Наступил октябрь. Печальная осень наводила тоску; Паоло предложил съездить в деревню, на озеро. Воспользовавшись днем, когда уезжал куда-то её папаша, рискнули на огромную глупость – пятьдесят лир она стоила! – и отправились в Комо на целый день. В гостинице хозяин спросил, уедут-ли они с вечерним поездом… Дорогой, Паоло ужь спрашивал Принцессу, как им быть, если придется ночевать не дома. Она смеялась.
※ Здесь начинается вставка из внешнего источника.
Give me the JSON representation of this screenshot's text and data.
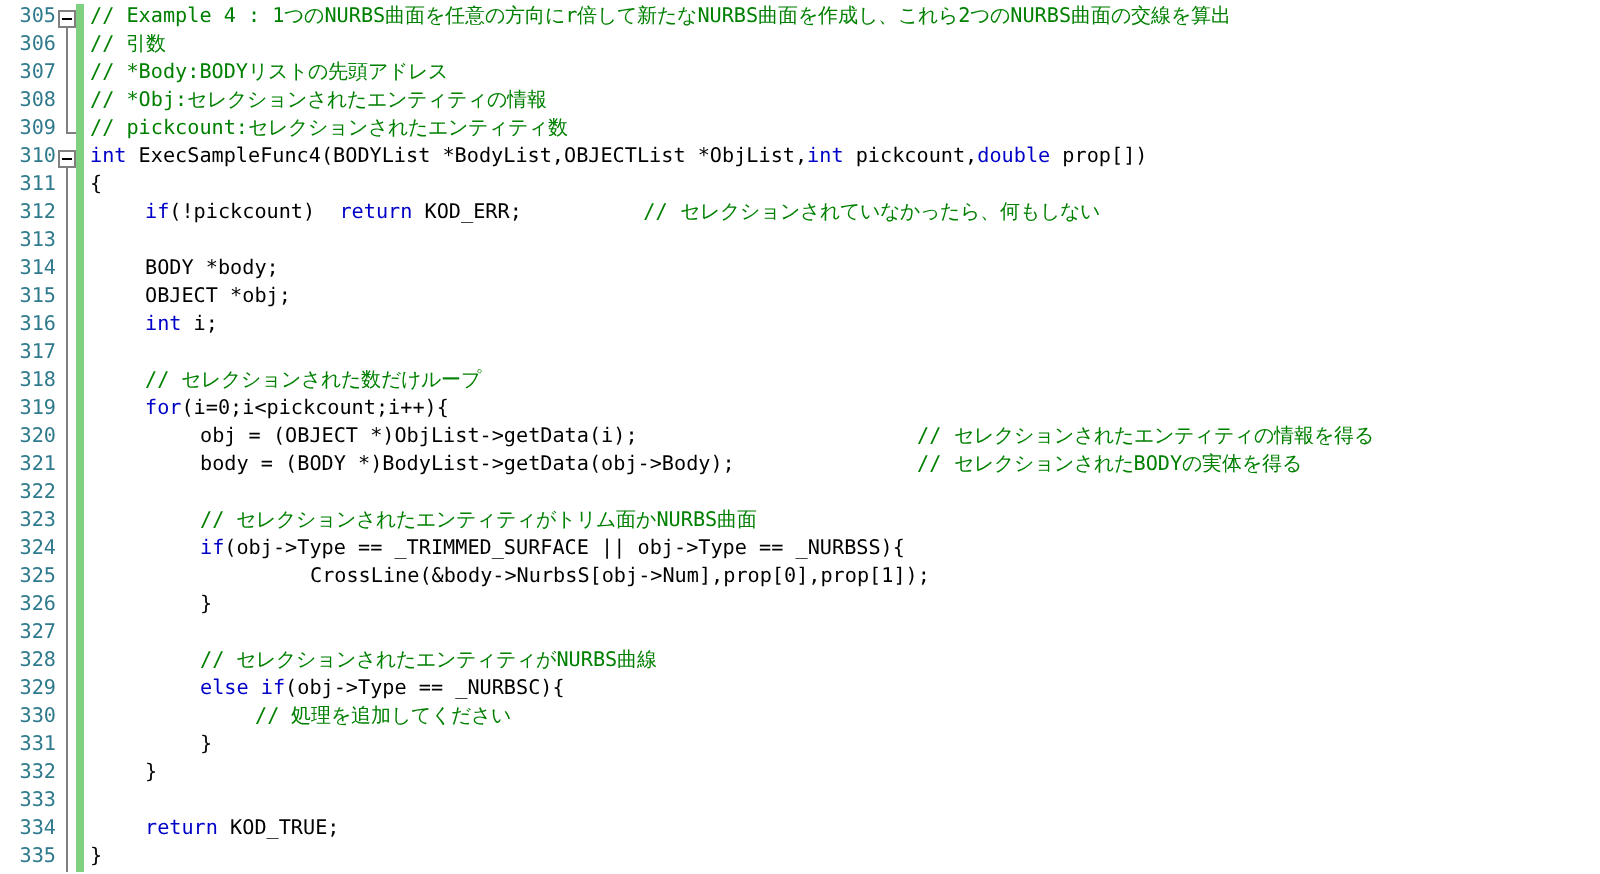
{
  "editor": {
    "lines": [
      {
        "number": "305",
        "kind": "start",
        "tokens": [
          {
            "kind": "comment",
            "text": "// Example 4 : 1つのNURBS曲面を任意の方向にr倍して新たなNURBS曲面を作成し、これら2つのNURBS曲面の交線を算出"
          }
        ]
      },
      {
        "number": "306",
        "kind": "inside",
        "tokens": [
          {
            "kind": "comment",
            "text": "// 引数"
          }
        ]
      },
      {
        "number": "307",
        "kind": "inside",
        "tokens": [
          {
            "kind": "comment",
            "text": "// *Body:BODYリストの先頭アドレス"
          }
        ]
      },
      {
        "number": "308",
        "kind": "inside",
        "tokens": [
          {
            "kind": "comment",
            "text": "// *Obj:セレクションされたエンティティの情報"
          }
        ]
      },
      {
        "number": "309",
        "kind": "end",
        "tokens": [
          {
            "kind": "comment",
            "text": "// pickcount:セレクションされたエンティティ数"
          }
        ]
      },
      {
        "number": "310",
        "kind": "start",
        "tokens": [
          {
            "kind": "keyword",
            "text": "int"
          },
          {
            "kind": "plain",
            "text": " ExecSampleFunc4(BODYList *BodyList,OBJECTList *ObjList,"
          },
          {
            "kind": "keyword",
            "text": "int"
          },
          {
            "kind": "plain",
            "text": " pickcount,"
          },
          {
            "kind": "keyword",
            "text": "double"
          },
          {
            "kind": "plain",
            "text": " prop[])"
          }
        ]
      },
      {
        "number": "311",
        "kind": "inside",
        "tokens": [
          {
            "kind": "plain",
            "text": "{"
          }
        ]
      },
      {
        "number": "312",
        "kind": "inside",
        "tokens": [
          {
            "kind": "keyword",
            "text": "\tif"
          },
          {
            "kind": "plain",
            "text": "(!pickcount)  "
          },
          {
            "kind": "keyword",
            "text": "return"
          },
          {
            "kind": "plain",
            "text": " KOD_ERR;          "
          },
          {
            "kind": "comment",
            "text": "// セレクションされていなかったら、何もしない"
          }
        ]
      },
      {
        "number": "313",
        "kind": "inside"
      },
      {
        "number": "314",
        "kind": "inside",
        "tokens": [
          {
            "kind": "plain",
            "text": "\tBODY *body;"
          }
        ]
      },
      {
        "number": "315",
        "kind": "inside",
        "tokens": [
          {
            "kind": "plain",
            "text": "\tOBJECT *obj;"
          }
        ]
      },
      {
        "number": "316",
        "kind": "inside",
        "tokens": [
          {
            "kind": "keyword",
            "text": "\tint"
          },
          {
            "kind": "plain",
            "text": " i;"
          }
        ]
      },
      {
        "number": "317",
        "kind": "inside"
      },
      {
        "number": "318",
        "kind": "inside",
        "tokens": [
          {
            "kind": "comment",
            "text": "\t// セレクションされた数だけループ"
          }
        ]
      },
      {
        "number": "319",
        "kind": "inside",
        "tokens": [
          {
            "kind": "keyword",
            "text": "\tfor"
          },
          {
            "kind": "plain",
            "text": "(i=0;i<pickcount;i++){"
          }
        ]
      },
      {
        "number": "320",
        "kind": "inside",
        "tokens": [
          {
            "kind": "plain",
            "text": "\t\tobj = (OBJECT *)ObjList->getData(i);                       "
          },
          {
            "kind": "comment",
            "text": "// セレクションされたエンティティの情報を得る"
          }
        ]
      },
      {
        "number": "321",
        "kind": "inside",
        "tokens": [
          {
            "kind": "plain",
            "text": "\t\tbody = (BODY *)BodyList->getData(obj->Body);               "
          },
          {
            "kind": "comment",
            "text": "// セレクションされたBODYの実体を得る"
          }
        ]
      },
      {
        "number": "322",
        "kind": "inside"
      },
      {
        "number": "323",
        "kind": "inside",
        "tokens": [
          {
            "kind": "comment",
            "text": "\t\t// セレクションされたエンティティがトリム面かNURBS曲面"
          }
        ]
      },
      {
        "number": "324",
        "kind": "inside",
        "tokens": [
          {
            "kind": "keyword",
            "text": "\t\tif"
          },
          {
            "kind": "plain",
            "text": "(obj->Type == _TRIMMED_SURFACE || obj->Type == _NURBSS){"
          }
        ]
      },
      {
        "number": "325",
        "kind": "inside",
        "tokens": [
          {
            "kind": "plain",
            "text": "\t\t\t\tCrossLine(&body->NurbsS[obj->Num],prop[0],prop[1]);"
          }
        ]
      },
      {
        "number": "326",
        "kind": "inside",
        "tokens": [
          {
            "kind": "plain",
            "text": "\t\t}"
          }
        ]
      },
      {
        "number": "327",
        "kind": "inside"
      },
      {
        "number": "328",
        "kind": "inside",
        "tokens": [
          {
            "kind": "comment",
            "text": "\t\t// セレクションされたエンティティがNURBS曲線"
          }
        ]
      },
      {
        "number": "329",
        "kind": "inside",
        "tokens": [
          {
            "kind": "keyword",
            "text": "\t\telse if"
          },
          {
            "kind": "plain",
            "text": "(obj->Type == _NURBSC){"
          }
        ]
      },
      {
        "number": "330",
        "kind": "inside",
        "tokens": [
          {
            "kind": "comment",
            "text": "\t\t\t// 処理を追加してください"
          }
        ]
      },
      {
        "number": "331",
        "kind": "inside",
        "tokens": [
          {
            "kind": "plain",
            "text": "\t\t}"
          }
        ]
      },
      {
        "number": "332",
        "kind": "inside",
        "tokens": [
          {
            "kind": "plain",
            "text": "\t}"
          }
        ]
      },
      {
        "number": "333",
        "kind": "inside"
      },
      {
        "number": "334",
        "kind": "inside",
        "tokens": [
          {
            "kind": "keyword",
            "text": "\treturn"
          },
          {
            "kind": "plain",
            "text": " KOD_TRUE;"
          }
        ]
      },
      {
        "number": "335",
        "kind": "inside",
        "tokens": [
          {
            "kind": "plain",
            "text": "}"
          }
        ]
      }
    ]
  }
}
– Ну, скажу, что ночевала в магазине, что была спешная работа.

Теперь, молодой человек, затрудняясь, посмотрел на хозяина, на нее, и не знал что сказать. Она наклоняла голову, отвечала; – «Уедем завтра!» – хозяин вышел, они обнялись – и тем кончилось.

О, славные прежде бывали дни, когда они рука в руку, гуляли под цветущими каштанами, и ни от кого не прятались, и сами не смотрели кругом, не видали дам в шелковых платьях, карет четверней, новеньких шляп молодых господ, которые скакали с сигарами в зубах! О, славные воскресные дни, когда бывало, кутили на пять лир! О, славные вечера, когда, бывало, целый час простаивали у ворот и все не могли расстаться, не говоря и десятка слов, не расхватывая рук, не замечая торопливых прохожих!.. Когда это началось, они и не думали, что полюбят в самом деле… Вот, полюбили, и доказали – и начались другие тревоги.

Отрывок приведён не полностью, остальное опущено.